A trach is really indicated after 7 days on a ventilator? That’s interesting. My husband was on one for a little over a week. When they woke him up he came off the ventilator fairly easily. He walked out of the hospital a few days later. I guess he was really lucky. (Then again, I heard that he was really lucky to live.)
The trache is our friend. Our daughter spent a lot of time in surgery her first year, and somewhere along the way, she couldn’t been weened off intubation.
That’s when the trache joined our family. Given her compromised respiratory status, the trache was a literal lifesaver: gave her time to heal, a quicker route out of PICU (and, eventually, home), and allowed her body some breathing space to recover without the constant reinsertion/attempted removals of temporary breathing tubes. Trache-ing earlier might have moved us along faster.

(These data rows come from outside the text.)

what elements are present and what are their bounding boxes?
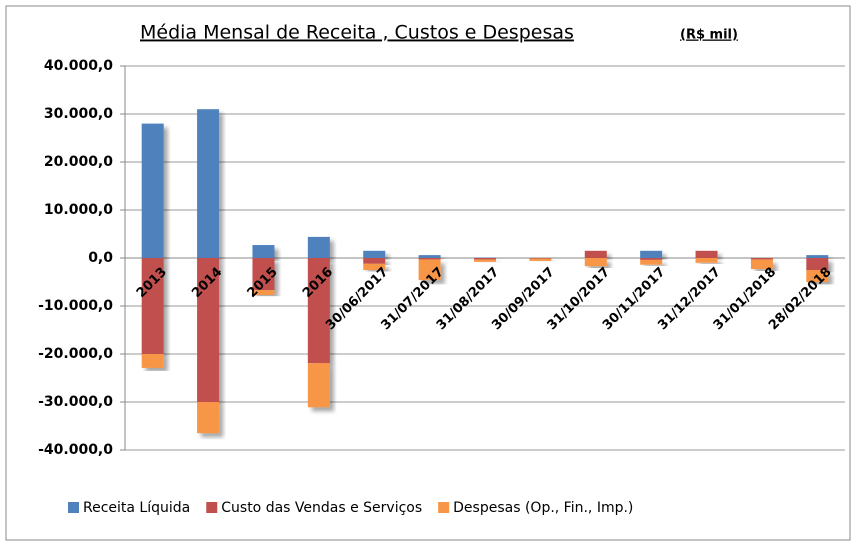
bar bbox=[806, 270, 829, 282]
bar bbox=[750, 259, 773, 270]
bar bbox=[529, 258, 552, 261]
bar bbox=[695, 250, 718, 258]
legend-label: Receita Líquida bbox=[83, 500, 190, 516]
bar bbox=[307, 236, 330, 258]
bar bbox=[418, 255, 441, 258]
chart-subtitle: (R$ mil) bbox=[680, 28, 738, 43]
bar bbox=[141, 123, 164, 258]
bar bbox=[474, 259, 496, 262]
bar bbox=[474, 258, 496, 260]
y-tick-label: -30.000,0 bbox=[38, 394, 113, 410]
bar bbox=[640, 250, 663, 258]
legend-swatch bbox=[68, 502, 79, 513]
bar bbox=[418, 258, 441, 260]
bar bbox=[584, 250, 607, 258]
legend-swatch bbox=[438, 502, 450, 513]
bar bbox=[363, 258, 386, 264]
bar bbox=[584, 258, 607, 267]
bar bbox=[363, 250, 386, 258]
y-tick-label: 30.000,0 bbox=[44, 106, 113, 122]
y-tick-label: 40.000,0 bbox=[44, 58, 113, 74]
bar bbox=[640, 258, 663, 260]
bar bbox=[197, 402, 220, 434]
bar bbox=[141, 354, 164, 368]
bar bbox=[141, 258, 164, 354]
bar bbox=[307, 363, 330, 408]
bar bbox=[197, 258, 220, 402]
bar bbox=[307, 258, 330, 364]
y-tick-label: -40.000,0 bbox=[38, 442, 113, 458]
y-tick-label: -20.000,0 bbox=[38, 346, 113, 362]
bar bbox=[695, 258, 718, 263]
bar bbox=[418, 259, 441, 281]
bar bbox=[252, 245, 275, 258]
bar bbox=[640, 259, 663, 265]
bar bbox=[363, 263, 386, 270]
legend-label: Custo das Vendas e Serviços bbox=[221, 500, 422, 516]
bar bbox=[197, 109, 220, 258]
y-tick-label: 0,0 bbox=[88, 250, 113, 266]
bar bbox=[252, 290, 275, 295]
legend-swatch bbox=[206, 502, 218, 513]
y-tick-label: 10.000,0 bbox=[44, 202, 113, 218]
bar bbox=[806, 258, 829, 270]
bar bbox=[806, 255, 829, 258]
legend-label: Despesas (Op., Fin., Imp.) bbox=[453, 500, 633, 516]
bar bbox=[252, 258, 275, 291]
bar bbox=[750, 258, 773, 260]
y-tick-label: -10.000,0 bbox=[38, 298, 113, 314]
chart-title: Média Mensal de Receita , Custos e Despe… bbox=[140, 22, 574, 44]
y-tick-label: 20.000,0 bbox=[44, 154, 113, 170]
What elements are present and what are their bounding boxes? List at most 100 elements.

Granted, she just managed to pull out her trache while sleeping tonight (now safely back in with some assistance from Mom). But we’re home and rarely see the inside of a hospital for respiratory-related reasons. Again, the trache is our friend.
One of my ICU mottos (and one of the few that can be repeated in polite company) was, “entubated men tell no tails.” I guess I will have to add a corollary: “but tacheostomatised men tell no tails better.”
good job advocating for yourself, and, the patient! Good solution
Our docs are pretty good about traching people who look to be difficult weans. Our policy is if they are on a vent for a week they usually get trached, especially if it looks like they will be on the vent a while longer.
I think it’s great that you spoke your mind, and even greater that that doctor respected your opinion, because you were right.